Jakarta-Thebusinessnews. PT Bursa Efek Indonesia ( BEI ) tengah serius membujuk perusahaan perusahan pengolah Sumber daya Alam di Indonesia untuk menjadi perusahaan terbuka. Salah satu yang menjadi incaran BEI, PT Freeport Indonesia. Namum jika bujukan itu berhasil, sebaikan perusahaan tambang asal Amerika Serikat itu harus menyelesaikan proses divestasi.
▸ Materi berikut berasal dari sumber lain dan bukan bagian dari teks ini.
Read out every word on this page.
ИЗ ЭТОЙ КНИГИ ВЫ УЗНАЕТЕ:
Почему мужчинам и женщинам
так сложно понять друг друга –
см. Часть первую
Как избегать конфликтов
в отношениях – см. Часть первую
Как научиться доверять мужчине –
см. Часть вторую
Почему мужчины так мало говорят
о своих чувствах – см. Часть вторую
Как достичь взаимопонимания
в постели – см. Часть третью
Anggota DPR RI dari Fraksi PDIP, Effendi Simbolon menyambut baik rencana BEI tersebut namum harus terlebih dahulu memaksa PT Freeport Indonesia untuk tunduk pada kewajiban kontrak karya. Dengan melakukan divestasi saham hingga 51 persen. “ Pertama pemerintah punya kesempatan saat ini untuk melakukan renegosiasi kembali untuk memaksa mereka untuk melakukan divestasi sahamnya kepada Indonesia. “ terang dia, di Gedung DPR RI, Jakarta, Selasa,1 September 2015.
Setalah proses divestasi 51 persen selesa maka saat yang tepat bagi PT Freeport untuk melepas sahamnya kepublik melalui proses Initial Publik Offering ( IPO). “ pemilik Freeport Indonesia dan pemerintah baik pusat, daerah maupun BUMN/D bisa duduk bersama untuk menentukan berapa sahamyang akan dilepas ke public, “ terang dia.
Ia menjelaskan, proses divestasi melalui private placemen kepada pemerintah Indonesia harus dilalui terlebih dahulu untuk menjaga agar jangan sampai kepemilikan saham itu kembali kepada pemilik lama. “ Kalau langsung IPO, bisa saja mereka beli lagi sehingga public Indonesia tidak memliki kesempatan untuk memilikinya” terang dia. sembari menginggatkan, hal serupa pernah terjadi ketika kasus PT BCA di dilepas oleh BPPN. (AZ).